After julienning the root, I boiled it lightly for about five minutes, just to soften it up a bit. This filled the kitchen with a sweetish, meaty odor vaguely reminiscent of celery, but not exactly the same. It was great cooking perfume. In the meantime, I heated some of the old EVOO and sauteed three stalks of broadly chopped celery (can you tell I love this stuff?), one chopped shallot, one chopped medium onion, and five cloves of garlic. I added in a healthy bit of oyster sauce, teriyaki sauce, and a touch of beef broth, and later the celery root. After the mix reduced, I added three broadly sliced portobello mushrooms and some chili powder to (ahem) kick it up a notch.

After five or so minutes, the kitchen was redolent with the odors of pseudo-asian cooking. Dinner done! Chose to eat without rice, because the celery root provided enough of a starch source.

Were I to repeat this "what do I have to use?" recipe, I would probably reduce the amount of celery and add some diced asparagus, and not bother parboiling the julienned root beforehand. Still, the dish came out fantastic. I'll have the leftovers over rice, maybe.


I have ground buffalo and ground free range pork ready to cook on Thursday. I'll be mixing and spicing the two together to make some crazy fancy burgers. They will be served with this with the ridiculous nine dollar block of amazingly sharp cheddar cheese I bought from the cheese guy this weekend, my favorite type of whole grain mustard, and maybe some ketchup if I feel like committing sacrilege. Nice.

Of course, the quandary is that I have a ridiculous amount of saved food. I got a good bit of chicken (most likely dinner tomorrow), the mushroom dish (dinner friday?) and two pounds of ground meat. So from the previous status of empty, my larder doth overflow. I should share the wealth. Maybe I will... or at least start planning to do so more often. My thoughts stray to bringing the burgers to Sheila's Saturday, but she doesn't like red meat and, frankly, that stuff is expensive to share with some people I don't know. Damn skippy y'all.

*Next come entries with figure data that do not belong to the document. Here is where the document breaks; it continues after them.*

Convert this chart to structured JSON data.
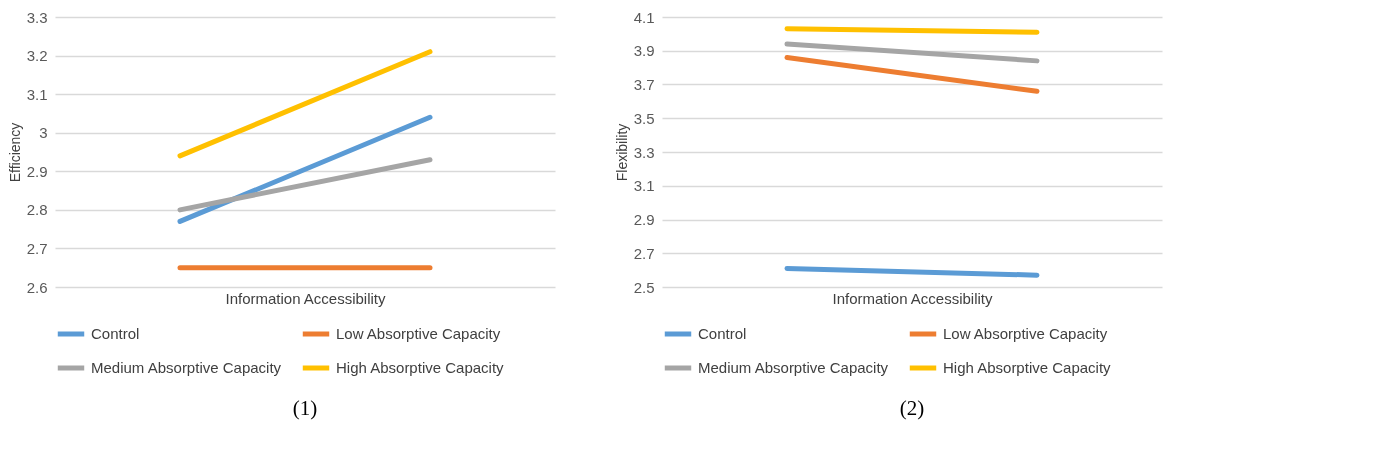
{
  "chart_data": [
    {
      "type": "line",
      "ylabel": "Efficiency",
      "xlabel": "Information Accessibility",
      "categories": [
        null,
        null
      ],
      "ylim": [
        2.6,
        3.3
      ],
      "yticks": [
        2.6,
        2.7,
        2.8,
        2.9,
        3,
        3.1,
        3.2,
        3.3
      ],
      "grid": "y",
      "legend": "bottom",
      "annotations": [
        "(1)"
      ],
      "series": [
        {
          "name": "Control",
          "color": "#5b9bd5",
          "values": [
            2.77,
            3.04
          ]
        },
        {
          "name": "Low Absorptive Capacity",
          "color": "#ed7d31",
          "values": [
            2.65,
            2.65
          ]
        },
        {
          "name": "Medium Absorptive Capacity",
          "color": "#a5a5a5",
          "values": [
            2.8,
            2.93
          ]
        },
        {
          "name": "High Absorptive Capacity",
          "color": "#ffc000",
          "values": [
            2.94,
            3.21
          ]
        }
      ]
    },
    {
      "type": "line",
      "ylabel": "Flexibility",
      "xlabel": "Information Accessibility",
      "categories": [
        null,
        null
      ],
      "ylim": [
        2.5,
        4.1
      ],
      "yticks": [
        2.5,
        2.7,
        2.9,
        3.1,
        3.3,
        3.5,
        3.7,
        3.9,
        4.1
      ],
      "grid": "y",
      "legend": "bottom",
      "annotations": [
        "(2)"
      ],
      "series": [
        {
          "name": "Control",
          "color": "#5b9bd5",
          "values": [
            2.61,
            2.57
          ]
        },
        {
          "name": "Low Absorptive Capacity",
          "color": "#ed7d31",
          "values": [
            3.86,
            3.66
          ]
        },
        {
          "name": "Medium Absorptive Capacity",
          "color": "#a5a5a5",
          "values": [
            3.94,
            3.84
          ]
        },
        {
          "name": "High Absorptive Capacity",
          "color": "#ffc000",
          "values": [
            4.03,
            4.01
          ]
        }
      ]
    }
  ]
}
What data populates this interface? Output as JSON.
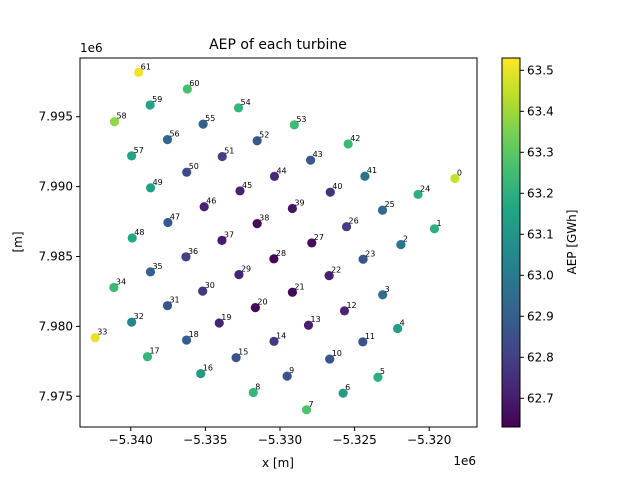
{
  "chart_data": {
    "type": "scatter",
    "title": "AEP of each turbine",
    "xlabel": "x [m]",
    "ylabel": "[m]",
    "x_offset_label": "1e6",
    "y_offset_label": "1e6",
    "xlim": [
      -5.3434,
      -5.3168
    ],
    "ylim": [
      7.9728,
      7.9992
    ],
    "xticks": [
      -5.34,
      -5.335,
      -5.33,
      -5.325,
      -5.32
    ],
    "yticks": [
      7.975,
      7.98,
      7.985,
      7.99,
      7.995
    ],
    "xtick_labels": [
      "−5.340",
      "−5.335",
      "−5.330",
      "−5.325",
      "−5.320"
    ],
    "ytick_labels": [
      "7.975",
      "7.980",
      "7.985",
      "7.990",
      "7.995"
    ],
    "colorbar": {
      "label": "AEP [GWh]",
      "min": 62.63,
      "max": 63.53,
      "colormap": "viridis",
      "ticks": [
        62.7,
        62.8,
        62.9,
        63.0,
        63.1,
        63.2,
        63.3,
        63.4,
        63.5
      ],
      "tick_labels": [
        "62.7",
        "62.8",
        "62.9",
        "63.0",
        "63.1",
        "63.2",
        "63.3",
        "63.4",
        "63.5"
      ]
    },
    "grid": false,
    "points": [
      {
        "id": "0",
        "x": -5.31828,
        "y": 7.99058,
        "v": 63.46
      },
      {
        "id": "1",
        "x": -5.31965,
        "y": 7.98698,
        "v": 63.2
      },
      {
        "id": "2",
        "x": -5.3219,
        "y": 7.98585,
        "v": 62.98
      },
      {
        "id": "3",
        "x": -5.32312,
        "y": 7.98226,
        "v": 62.95
      },
      {
        "id": "4",
        "x": -5.32212,
        "y": 7.97985,
        "v": 63.14
      },
      {
        "id": "5",
        "x": -5.32344,
        "y": 7.97636,
        "v": 63.2
      },
      {
        "id": "6",
        "x": -5.32577,
        "y": 7.97522,
        "v": 63.12
      },
      {
        "id": "7",
        "x": -5.32822,
        "y": 7.97403,
        "v": 63.27
      },
      {
        "id": "8",
        "x": -5.33179,
        "y": 7.97527,
        "v": 63.22
      },
      {
        "id": "9",
        "x": -5.32952,
        "y": 7.97644,
        "v": 62.86
      },
      {
        "id": "10",
        "x": -5.32667,
        "y": 7.97766,
        "v": 62.86
      },
      {
        "id": "11",
        "x": -5.32445,
        "y": 7.97889,
        "v": 62.86
      },
      {
        "id": "12",
        "x": -5.32568,
        "y": 7.98111,
        "v": 62.72
      },
      {
        "id": "13",
        "x": -5.32809,
        "y": 7.98008,
        "v": 62.71
      },
      {
        "id": "14",
        "x": -5.3304,
        "y": 7.97893,
        "v": 62.78
      },
      {
        "id": "15",
        "x": -5.33294,
        "y": 7.97776,
        "v": 62.86
      },
      {
        "id": "16",
        "x": -5.33531,
        "y": 7.97662,
        "v": 63.12
      },
      {
        "id": "17",
        "x": -5.33888,
        "y": 7.97783,
        "v": 63.22
      },
      {
        "id": "18",
        "x": -5.33626,
        "y": 7.97902,
        "v": 62.9
      },
      {
        "id": "19",
        "x": -5.33407,
        "y": 7.98024,
        "v": 62.72
      },
      {
        "id": "20",
        "x": -5.33165,
        "y": 7.98134,
        "v": 62.65
      },
      {
        "id": "21",
        "x": -5.32917,
        "y": 7.98244,
        "v": 62.64
      },
      {
        "id": "22",
        "x": -5.32671,
        "y": 7.98363,
        "v": 62.71
      },
      {
        "id": "23",
        "x": -5.32443,
        "y": 7.9848,
        "v": 62.87
      },
      {
        "id": "24",
        "x": -5.32075,
        "y": 7.98944,
        "v": 63.2
      },
      {
        "id": "25",
        "x": -5.32313,
        "y": 7.98831,
        "v": 62.95
      },
      {
        "id": "26",
        "x": -5.32554,
        "y": 7.98713,
        "v": 62.79
      },
      {
        "id": "27",
        "x": -5.32787,
        "y": 7.98597,
        "v": 62.66
      },
      {
        "id": "28",
        "x": -5.33041,
        "y": 7.98483,
        "v": 62.64
      },
      {
        "id": "29",
        "x": -5.33275,
        "y": 7.9837,
        "v": 62.72
      },
      {
        "id": "30",
        "x": -5.33518,
        "y": 7.98252,
        "v": 62.78
      },
      {
        "id": "31",
        "x": -5.33754,
        "y": 7.98148,
        "v": 62.87
      },
      {
        "id": "32",
        "x": -5.33994,
        "y": 7.9803,
        "v": 63.04
      },
      {
        "id": "33",
        "x": -5.34238,
        "y": 7.97919,
        "v": 63.5
      },
      {
        "id": "34",
        "x": -5.34113,
        "y": 7.98278,
        "v": 63.24
      },
      {
        "id": "35",
        "x": -5.33868,
        "y": 7.9839,
        "v": 62.91
      },
      {
        "id": "36",
        "x": -5.3363,
        "y": 7.98497,
        "v": 62.8
      },
      {
        "id": "37",
        "x": -5.33389,
        "y": 7.98615,
        "v": 62.7
      },
      {
        "id": "38",
        "x": -5.33153,
        "y": 7.98735,
        "v": 62.65
      },
      {
        "id": "39",
        "x": -5.32917,
        "y": 7.98843,
        "v": 62.68
      },
      {
        "id": "40",
        "x": -5.32663,
        "y": 7.9896,
        "v": 62.76
      },
      {
        "id": "41",
        "x": -5.32431,
        "y": 7.99074,
        "v": 62.97
      },
      {
        "id": "42",
        "x": -5.32543,
        "y": 7.99305,
        "v": 63.24
      },
      {
        "id": "43",
        "x": -5.32795,
        "y": 7.99189,
        "v": 62.88
      },
      {
        "id": "44",
        "x": -5.33037,
        "y": 7.99073,
        "v": 62.74
      },
      {
        "id": "45",
        "x": -5.33268,
        "y": 7.98969,
        "v": 62.71
      },
      {
        "id": "46",
        "x": -5.33508,
        "y": 7.98856,
        "v": 62.72
      },
      {
        "id": "47",
        "x": -5.33751,
        "y": 7.98743,
        "v": 62.89
      },
      {
        "id": "48",
        "x": -5.3399,
        "y": 7.98632,
        "v": 63.17
      },
      {
        "id": "49",
        "x": -5.33867,
        "y": 7.98991,
        "v": 63.14
      },
      {
        "id": "50",
        "x": -5.33625,
        "y": 7.99103,
        "v": 62.83
      },
      {
        "id": "51",
        "x": -5.33387,
        "y": 7.99215,
        "v": 62.8
      },
      {
        "id": "52",
        "x": -5.33153,
        "y": 7.99328,
        "v": 62.88
      },
      {
        "id": "53",
        "x": -5.32904,
        "y": 7.99442,
        "v": 63.24
      },
      {
        "id": "54",
        "x": -5.33278,
        "y": 7.99563,
        "v": 63.22
      },
      {
        "id": "55",
        "x": -5.33515,
        "y": 7.99447,
        "v": 62.9
      },
      {
        "id": "56",
        "x": -5.33754,
        "y": 7.99336,
        "v": 62.92
      },
      {
        "id": "57",
        "x": -5.33994,
        "y": 7.9922,
        "v": 63.16
      },
      {
        "id": "58",
        "x": -5.34109,
        "y": 7.99465,
        "v": 63.38
      },
      {
        "id": "59",
        "x": -5.3387,
        "y": 7.99584,
        "v": 63.15
      },
      {
        "id": "60",
        "x": -5.33621,
        "y": 7.99698,
        "v": 63.26
      },
      {
        "id": "61",
        "x": -5.33947,
        "y": 7.99817,
        "v": 63.51
      }
    ]
  }
}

Tomorrow will be a darn good day for food coverage on DCist. I've been slacking a bit, covering (as Mssr Goodspeed puts it) "hot media on media action" and some local politics. But tomorrow has some good offerings. First, there will be a longer and more thought out review of The Islander. The goal is to do this kind of thing once or twice a month. That means more eating out, but I think I can swing that.

Better than the Islander review will be something I'll be putting up tomorrow afternoon that isn't really my deal. I'm only editing it, but trust me it is pretty fab. (Did I just say fab?) In any case, I think its something to look out for. At the very least, I know a few people will enjoy it... but I hope that it'll be a real hit.